Average workforce size - Hispanic workers only

total = d$H/10**6
years = d$Y
names(total) = years
bush = "brown"
obama = "orange"
trump = "gold"
biden = "navy"
p = c(rep(bush,6),rep(obama,8),rep(trump,4),rep(biden,3))
plot(years,total,pch=16,col=p,main="Hispanic American workforce 2003 - 2023",
     ylab="millions",xlab="years",las=1,ylim=c(18,33))

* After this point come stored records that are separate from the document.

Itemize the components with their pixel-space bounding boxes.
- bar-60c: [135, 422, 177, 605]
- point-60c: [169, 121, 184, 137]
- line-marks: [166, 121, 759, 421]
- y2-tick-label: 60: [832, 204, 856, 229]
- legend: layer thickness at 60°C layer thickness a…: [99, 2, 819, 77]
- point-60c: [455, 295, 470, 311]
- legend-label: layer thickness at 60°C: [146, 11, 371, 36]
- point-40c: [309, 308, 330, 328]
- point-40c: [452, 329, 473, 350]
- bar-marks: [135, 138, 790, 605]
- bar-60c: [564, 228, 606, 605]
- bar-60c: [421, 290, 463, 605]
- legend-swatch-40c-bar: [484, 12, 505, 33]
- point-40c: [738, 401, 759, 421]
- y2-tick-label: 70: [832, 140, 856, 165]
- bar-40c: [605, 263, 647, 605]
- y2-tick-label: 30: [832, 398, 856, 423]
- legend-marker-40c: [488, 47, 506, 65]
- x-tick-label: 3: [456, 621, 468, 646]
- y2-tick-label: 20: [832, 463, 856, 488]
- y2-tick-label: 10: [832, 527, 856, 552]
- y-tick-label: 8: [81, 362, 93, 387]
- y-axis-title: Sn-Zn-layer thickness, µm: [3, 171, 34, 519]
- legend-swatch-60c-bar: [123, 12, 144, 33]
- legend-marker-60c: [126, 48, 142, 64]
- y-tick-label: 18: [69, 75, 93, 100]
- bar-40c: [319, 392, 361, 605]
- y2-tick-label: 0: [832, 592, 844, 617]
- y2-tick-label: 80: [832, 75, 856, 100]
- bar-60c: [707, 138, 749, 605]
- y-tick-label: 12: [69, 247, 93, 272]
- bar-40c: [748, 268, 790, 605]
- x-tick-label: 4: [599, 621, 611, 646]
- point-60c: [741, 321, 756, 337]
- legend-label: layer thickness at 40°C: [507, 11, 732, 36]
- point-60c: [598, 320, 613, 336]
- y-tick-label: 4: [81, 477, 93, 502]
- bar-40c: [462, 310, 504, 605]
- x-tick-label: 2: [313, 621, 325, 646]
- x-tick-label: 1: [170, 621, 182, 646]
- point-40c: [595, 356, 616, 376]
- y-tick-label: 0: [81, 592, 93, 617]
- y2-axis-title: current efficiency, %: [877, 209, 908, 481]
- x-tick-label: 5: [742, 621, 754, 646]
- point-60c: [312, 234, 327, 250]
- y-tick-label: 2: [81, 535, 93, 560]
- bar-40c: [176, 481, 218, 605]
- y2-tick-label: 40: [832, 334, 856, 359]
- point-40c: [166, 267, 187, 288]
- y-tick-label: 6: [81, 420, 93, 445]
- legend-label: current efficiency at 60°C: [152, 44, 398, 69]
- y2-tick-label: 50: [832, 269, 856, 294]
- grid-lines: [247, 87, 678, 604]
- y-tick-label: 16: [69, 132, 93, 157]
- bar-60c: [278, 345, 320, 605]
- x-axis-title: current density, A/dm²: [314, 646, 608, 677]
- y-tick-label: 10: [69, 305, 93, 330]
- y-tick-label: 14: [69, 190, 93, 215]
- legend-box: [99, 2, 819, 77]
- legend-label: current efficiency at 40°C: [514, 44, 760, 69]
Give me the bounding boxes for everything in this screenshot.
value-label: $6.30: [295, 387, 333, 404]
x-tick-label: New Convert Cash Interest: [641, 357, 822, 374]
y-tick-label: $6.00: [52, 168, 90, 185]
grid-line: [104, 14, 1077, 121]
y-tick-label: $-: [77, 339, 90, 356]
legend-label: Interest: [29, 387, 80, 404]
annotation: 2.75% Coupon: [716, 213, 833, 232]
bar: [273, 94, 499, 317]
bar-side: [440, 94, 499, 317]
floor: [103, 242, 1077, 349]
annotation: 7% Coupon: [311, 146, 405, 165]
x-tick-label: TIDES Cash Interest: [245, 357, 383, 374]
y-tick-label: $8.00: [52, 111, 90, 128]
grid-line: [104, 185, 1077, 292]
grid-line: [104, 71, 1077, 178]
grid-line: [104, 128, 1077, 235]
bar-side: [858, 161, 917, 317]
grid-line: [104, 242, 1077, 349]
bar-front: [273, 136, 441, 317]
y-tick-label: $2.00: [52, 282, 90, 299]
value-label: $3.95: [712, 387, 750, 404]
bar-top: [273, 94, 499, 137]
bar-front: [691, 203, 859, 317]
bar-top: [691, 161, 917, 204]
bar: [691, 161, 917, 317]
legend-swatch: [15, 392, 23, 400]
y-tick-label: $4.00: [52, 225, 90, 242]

Each point is a an annual average of the number of Hispanic Americans in the American workforce. Points are color-coded to indicate the Presidential administration at the time, for context.

Color code:

  • Brown - Bush,
  • Orange - Obama,
  • Gold - Trump,
  • Navy - Biden.

This plot shows that the sub-population grew at what appears to be the same rate every year, with a flattening in 2009 - 2010 and a small decline in 2020. This pattern tracks with the pattern we noticed in the total workforce plot, except that the dips in population in the 2008 and 2020 time periods are not as severe.

Hispanic workforce, as a percentage

Are there any obvious trends we can spot with respect to the percentage of workers who are Hispanic in the United States?

Calculate percentages of Hispanic workers:

percents = round(d$H/(d$H+d$N)*100,digits=1)
years = d$Y
names(percents) = years
bush = "brown"
obama = "orange"
trump = "gold"
biden = "navy"
p = c(rep(bush,6),rep(obama,8),rep(trump,4),rep(biden,3))
plot(years,percents,pch=16,col=p,main="Hispanic American workforce, 2003 - 2023",
     ylab="percent of the total workforce",xlab="years",las=1)

The above plot shows that the percentage of workers in America who are Hispanic has been rising every year, in a nearly straight line pattern, broken only by a lower-than-trend value for 2011.